My father Frank Arbuckle (Buck) was born in 1877, was raised in Kansas, and went railroading in 1906.
In 1913, he joined one of Union Pacific's constituent railroads, The Denver and Salt Lake Railroad (the Moffat Road) as a trainman, working there until 1946. He then worked with the UP-constituent railroad, the Denver & Rio Grande Western, from the time of the Moffat merger (circa 1946) until his retirement in 1959.
The Moffat was completed from Denver to its terminus, Craig, Colo., around 1913, and Rollins Pass, 50 miles west of Denver at 11,660 feet, with its 4 percent grade and months of arctic-like blizzards, dominated Moffat railroad operations, economics and the lives of employees.
Buck, based in Denver as conductor, worked Rollins Pass freight and in the winter worked snowplow trains over the Pass with its hazards, such as snarled trains; out-of-water tenders; and track laborers shoveling from snow precipices to clear a plow's blades and refill tenders.
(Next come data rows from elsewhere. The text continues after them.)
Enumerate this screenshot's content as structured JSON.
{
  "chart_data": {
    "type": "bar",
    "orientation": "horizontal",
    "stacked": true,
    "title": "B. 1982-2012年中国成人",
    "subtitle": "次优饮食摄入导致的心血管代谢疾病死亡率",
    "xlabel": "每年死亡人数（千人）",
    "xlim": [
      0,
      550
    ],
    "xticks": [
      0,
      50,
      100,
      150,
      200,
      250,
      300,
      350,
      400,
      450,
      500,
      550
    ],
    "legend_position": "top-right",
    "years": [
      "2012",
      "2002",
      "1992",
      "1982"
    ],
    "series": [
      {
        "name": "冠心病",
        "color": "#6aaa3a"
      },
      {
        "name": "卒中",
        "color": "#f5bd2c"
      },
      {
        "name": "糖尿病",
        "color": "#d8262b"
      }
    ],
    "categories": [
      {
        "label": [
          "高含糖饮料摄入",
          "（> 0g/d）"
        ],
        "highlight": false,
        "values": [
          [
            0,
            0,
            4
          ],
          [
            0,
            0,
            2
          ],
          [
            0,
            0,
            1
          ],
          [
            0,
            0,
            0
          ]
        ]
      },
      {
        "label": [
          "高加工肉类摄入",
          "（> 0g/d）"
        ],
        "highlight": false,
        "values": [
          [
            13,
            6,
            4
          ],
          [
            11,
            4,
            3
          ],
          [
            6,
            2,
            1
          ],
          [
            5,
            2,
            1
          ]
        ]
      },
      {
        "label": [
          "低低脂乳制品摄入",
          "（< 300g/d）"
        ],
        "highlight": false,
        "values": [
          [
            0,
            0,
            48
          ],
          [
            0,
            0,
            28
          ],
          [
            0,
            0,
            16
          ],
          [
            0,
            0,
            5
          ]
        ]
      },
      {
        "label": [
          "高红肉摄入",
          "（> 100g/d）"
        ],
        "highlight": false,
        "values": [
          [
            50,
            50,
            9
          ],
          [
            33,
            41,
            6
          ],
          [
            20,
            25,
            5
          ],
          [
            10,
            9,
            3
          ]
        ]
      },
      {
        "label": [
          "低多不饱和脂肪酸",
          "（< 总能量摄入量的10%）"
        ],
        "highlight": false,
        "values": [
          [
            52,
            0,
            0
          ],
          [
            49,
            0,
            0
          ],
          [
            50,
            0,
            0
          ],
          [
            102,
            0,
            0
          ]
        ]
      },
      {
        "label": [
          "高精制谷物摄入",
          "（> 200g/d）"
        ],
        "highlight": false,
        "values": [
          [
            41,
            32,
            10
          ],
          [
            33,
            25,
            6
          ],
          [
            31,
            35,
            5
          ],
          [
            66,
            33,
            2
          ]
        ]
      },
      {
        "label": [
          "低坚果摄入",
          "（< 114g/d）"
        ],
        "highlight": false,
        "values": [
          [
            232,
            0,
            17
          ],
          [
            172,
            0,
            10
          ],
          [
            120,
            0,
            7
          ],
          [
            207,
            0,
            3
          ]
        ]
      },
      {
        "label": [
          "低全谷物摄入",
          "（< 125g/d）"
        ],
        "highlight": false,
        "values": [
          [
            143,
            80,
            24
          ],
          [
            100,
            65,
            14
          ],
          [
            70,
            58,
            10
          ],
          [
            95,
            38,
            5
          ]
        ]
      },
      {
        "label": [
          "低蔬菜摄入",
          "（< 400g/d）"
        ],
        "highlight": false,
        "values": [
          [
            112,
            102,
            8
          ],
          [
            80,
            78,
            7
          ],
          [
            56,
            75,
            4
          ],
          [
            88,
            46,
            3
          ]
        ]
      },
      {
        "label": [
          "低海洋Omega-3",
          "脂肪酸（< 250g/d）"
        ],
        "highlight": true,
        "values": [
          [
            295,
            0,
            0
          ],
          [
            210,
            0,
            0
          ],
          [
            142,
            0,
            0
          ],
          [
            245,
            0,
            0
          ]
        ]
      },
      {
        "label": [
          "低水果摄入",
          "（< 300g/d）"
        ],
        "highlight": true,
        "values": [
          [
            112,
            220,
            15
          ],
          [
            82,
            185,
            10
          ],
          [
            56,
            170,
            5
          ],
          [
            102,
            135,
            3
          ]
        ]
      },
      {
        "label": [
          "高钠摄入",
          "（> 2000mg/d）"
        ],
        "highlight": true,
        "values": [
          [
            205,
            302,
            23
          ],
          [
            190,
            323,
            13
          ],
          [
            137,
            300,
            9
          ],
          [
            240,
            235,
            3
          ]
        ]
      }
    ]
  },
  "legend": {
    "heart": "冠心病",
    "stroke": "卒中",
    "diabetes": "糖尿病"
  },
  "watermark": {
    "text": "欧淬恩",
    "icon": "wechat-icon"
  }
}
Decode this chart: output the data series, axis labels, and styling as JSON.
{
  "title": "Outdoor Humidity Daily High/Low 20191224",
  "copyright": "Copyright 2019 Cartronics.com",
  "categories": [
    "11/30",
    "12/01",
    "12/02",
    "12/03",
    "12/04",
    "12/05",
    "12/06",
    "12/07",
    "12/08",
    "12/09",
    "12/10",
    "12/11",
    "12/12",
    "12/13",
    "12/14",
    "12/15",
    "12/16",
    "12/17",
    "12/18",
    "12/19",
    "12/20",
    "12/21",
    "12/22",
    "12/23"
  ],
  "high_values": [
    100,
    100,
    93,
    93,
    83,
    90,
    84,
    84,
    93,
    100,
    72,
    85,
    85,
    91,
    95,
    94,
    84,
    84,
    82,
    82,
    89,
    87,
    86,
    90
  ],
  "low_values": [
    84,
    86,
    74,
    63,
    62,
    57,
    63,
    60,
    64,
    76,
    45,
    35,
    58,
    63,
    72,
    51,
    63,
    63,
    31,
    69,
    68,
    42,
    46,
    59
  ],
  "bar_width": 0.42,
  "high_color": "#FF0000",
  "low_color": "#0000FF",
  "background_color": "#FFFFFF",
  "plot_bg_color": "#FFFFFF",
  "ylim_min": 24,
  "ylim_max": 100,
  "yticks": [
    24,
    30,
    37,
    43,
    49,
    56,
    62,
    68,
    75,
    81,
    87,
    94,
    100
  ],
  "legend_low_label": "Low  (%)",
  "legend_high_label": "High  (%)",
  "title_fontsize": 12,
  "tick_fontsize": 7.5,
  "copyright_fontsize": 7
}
The single experience from that time that he shared with me was that of being stranded 30 days on the Pass because of repetitive blizzards!
My father already was 22 years into his railroad career when I was born, but when I was nine, I occasionally made trips with him. A few miles after departure, and after eating my precious box of animal crackers, I was asleep, sprawled in a chair car seat.
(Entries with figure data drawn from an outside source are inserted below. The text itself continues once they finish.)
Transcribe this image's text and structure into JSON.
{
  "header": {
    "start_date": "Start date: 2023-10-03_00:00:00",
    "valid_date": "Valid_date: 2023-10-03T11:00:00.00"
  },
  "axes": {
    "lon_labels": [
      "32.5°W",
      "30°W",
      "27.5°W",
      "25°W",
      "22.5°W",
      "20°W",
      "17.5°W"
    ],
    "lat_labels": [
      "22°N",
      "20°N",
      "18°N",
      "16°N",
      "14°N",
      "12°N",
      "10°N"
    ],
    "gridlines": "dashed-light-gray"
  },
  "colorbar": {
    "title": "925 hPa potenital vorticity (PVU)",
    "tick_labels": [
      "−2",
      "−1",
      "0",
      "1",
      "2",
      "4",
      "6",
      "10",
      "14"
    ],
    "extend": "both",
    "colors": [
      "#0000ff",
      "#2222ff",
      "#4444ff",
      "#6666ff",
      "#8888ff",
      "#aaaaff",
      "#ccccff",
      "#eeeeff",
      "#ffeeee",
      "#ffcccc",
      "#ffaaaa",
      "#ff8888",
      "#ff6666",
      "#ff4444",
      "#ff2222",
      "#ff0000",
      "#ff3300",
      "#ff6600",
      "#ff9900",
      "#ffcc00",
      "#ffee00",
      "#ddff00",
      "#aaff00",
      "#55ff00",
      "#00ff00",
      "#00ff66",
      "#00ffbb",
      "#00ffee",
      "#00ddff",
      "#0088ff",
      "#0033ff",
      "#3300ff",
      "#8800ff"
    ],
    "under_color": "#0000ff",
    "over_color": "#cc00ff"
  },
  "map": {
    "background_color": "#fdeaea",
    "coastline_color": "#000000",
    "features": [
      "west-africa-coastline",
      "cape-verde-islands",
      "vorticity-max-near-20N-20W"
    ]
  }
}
Original plans were that my father would retire in 1942, at the age of 65, and he would move back to where his railroad career began: Nickerson, Kan. But everything changed in December 1941 with Pearl Harbor. He knew there would be a huge need for railroad workers to serve the war effort, and retirement was out!
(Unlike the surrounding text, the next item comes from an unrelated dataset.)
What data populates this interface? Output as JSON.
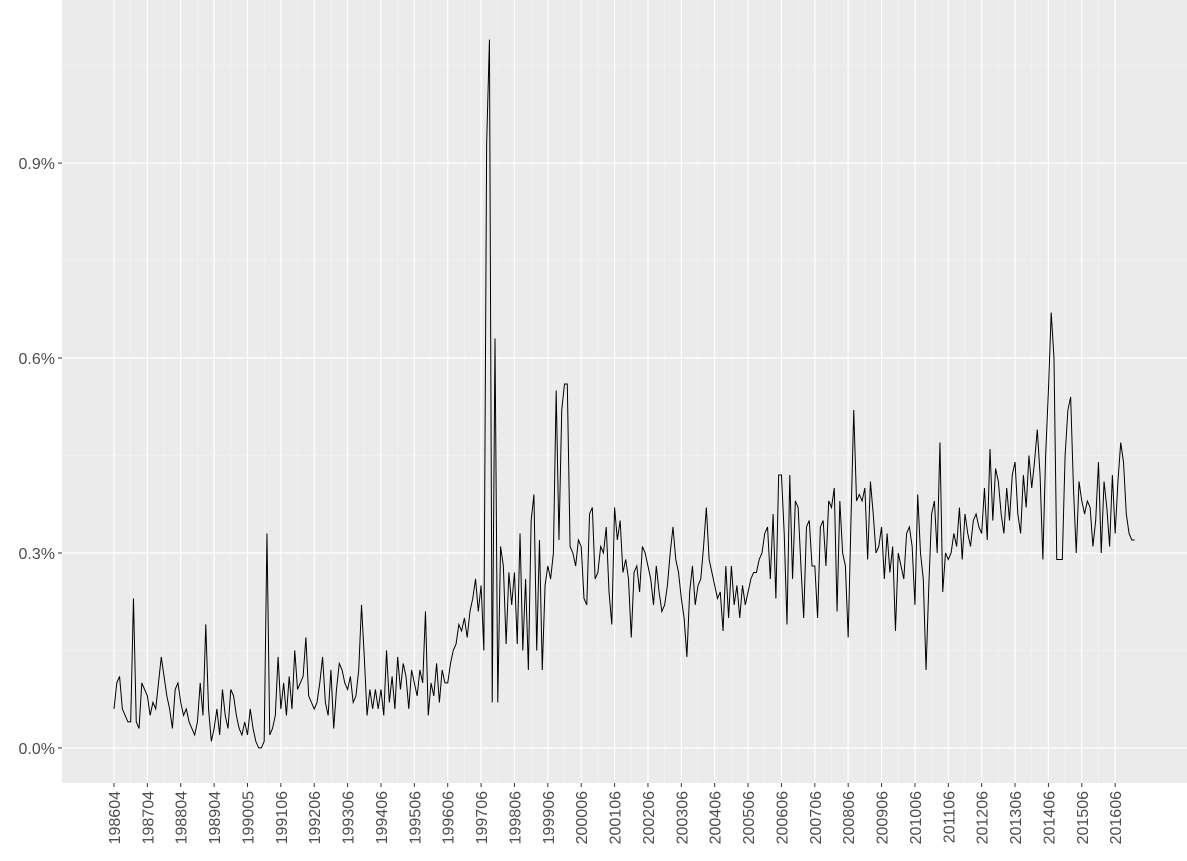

He finally did retire in 1959, at the age of 82, still in excellent health, with 53 years of railroad service, 46 of which were with Union Pacific's constituent railroads. Well before his retirement, the use of the Moffat Station was history. The train register, his locker, and watch check now were deep in the DUT (Denver Union Terminal), itself an edifice of change in regional Denver.
Buck was a witness to a large segment of spectacular Colorado railroad history, and he was part of that history. He passed away in 1973 at the age of 96, and was buried at the Goleta, Calif., Cemetery, just yards from the Union Pacific Coastline main.